A crew of eight to 10 people worked for three days (from 7 a.m. to sundown or beyond) before the show to move in dozens of aircraft. Try as they might to plan, “the best method for getting the aircraft to their respective spots are to go with the flow,” says volunteer Pete Eide of Cincinnati, Ohio. After all, they must work around varied aircraft arrival schedules, aircraft display area set-up with the associated tractor trailers of materials, and loads of people. Throw in inclement weather like the deluge before the 2008 fly-in and challenges abound.

“Cessna went into town and bought all the 3/4-inch plywood they could get their hands on. We used that to make temporary, portable ramps to move their aircraft into position, 8 feet at a time,” says six-year volunteer Mike “Ladybug” Clifton of Flagstaff, Arizona. “And the great part about that experience was, when we had their aircraft in position, they turned the lumber over to us to use with other manufacturers. That’s the true spirit of Sun ‘n Fun.”

While the volunteer corps swell for set-up and tear-down, the core group included Perkins, Clifton and Eide, as well as Sandy McKenzie, Sherrod “Doc” Campbell, Vicki Bellino and Bob Shain.

Shain from Lektro, the tug company, donates a brand-new tug for use every year during Sun ‘n Fun.

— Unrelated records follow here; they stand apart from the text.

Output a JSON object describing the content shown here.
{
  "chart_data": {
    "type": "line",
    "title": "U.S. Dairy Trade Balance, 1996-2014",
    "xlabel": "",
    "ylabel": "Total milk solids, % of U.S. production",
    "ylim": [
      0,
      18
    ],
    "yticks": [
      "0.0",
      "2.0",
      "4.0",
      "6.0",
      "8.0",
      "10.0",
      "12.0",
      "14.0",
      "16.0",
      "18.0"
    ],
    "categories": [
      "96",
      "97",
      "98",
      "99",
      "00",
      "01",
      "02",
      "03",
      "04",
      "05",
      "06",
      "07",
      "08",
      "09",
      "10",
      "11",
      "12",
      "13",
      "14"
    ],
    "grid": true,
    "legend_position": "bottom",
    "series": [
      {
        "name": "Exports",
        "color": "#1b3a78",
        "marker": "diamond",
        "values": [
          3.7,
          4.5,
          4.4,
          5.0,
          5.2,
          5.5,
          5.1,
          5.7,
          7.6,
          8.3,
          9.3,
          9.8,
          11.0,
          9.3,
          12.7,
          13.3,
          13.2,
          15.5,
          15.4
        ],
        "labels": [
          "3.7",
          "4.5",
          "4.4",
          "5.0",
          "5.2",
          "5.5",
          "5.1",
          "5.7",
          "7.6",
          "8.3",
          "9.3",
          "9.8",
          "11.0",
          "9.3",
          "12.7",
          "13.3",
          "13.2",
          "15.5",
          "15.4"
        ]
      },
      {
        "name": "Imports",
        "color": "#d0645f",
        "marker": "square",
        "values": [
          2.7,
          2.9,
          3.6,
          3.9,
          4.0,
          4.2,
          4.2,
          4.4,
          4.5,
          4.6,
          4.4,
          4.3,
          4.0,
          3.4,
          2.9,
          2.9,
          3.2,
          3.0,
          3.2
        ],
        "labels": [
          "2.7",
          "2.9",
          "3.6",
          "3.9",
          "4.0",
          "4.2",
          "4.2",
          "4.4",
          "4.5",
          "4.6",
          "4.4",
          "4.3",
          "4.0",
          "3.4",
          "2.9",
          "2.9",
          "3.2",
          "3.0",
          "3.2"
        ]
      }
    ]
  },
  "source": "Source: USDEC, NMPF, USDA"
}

After the show, the tug is cleaned up and delivered to its rightful owner. Shain has been coordinating this arrangement for more than 10 years.

During the show, the crew transitions into more of a jack-of-all-trades group. They keep the outdoor exhibit area cleared and in smooth working order. Aircraft movements drop to fewer than a dozen each day.

“In fact, we get to play ‘good cop’ during the week,” noted McKenzie. “We’ll find manufacturers’ support vehicles parked or positioned incorrectly and get them to move it before the ‘bad cops’ have them towed. The manufacturers sure appreciate that.”

The group also likes to have some fun. This year, after a long day of tugging aircraft, the crew came back to the grounds after dinner and put some rubber ducks, named for the crew, in a little pond in the Aviat display.

“The exhibitors certainly have the spirit of aviation in general and Sun ‘n Fun in particular,” added McKenzie. “That makes our ‘job’ a joy.”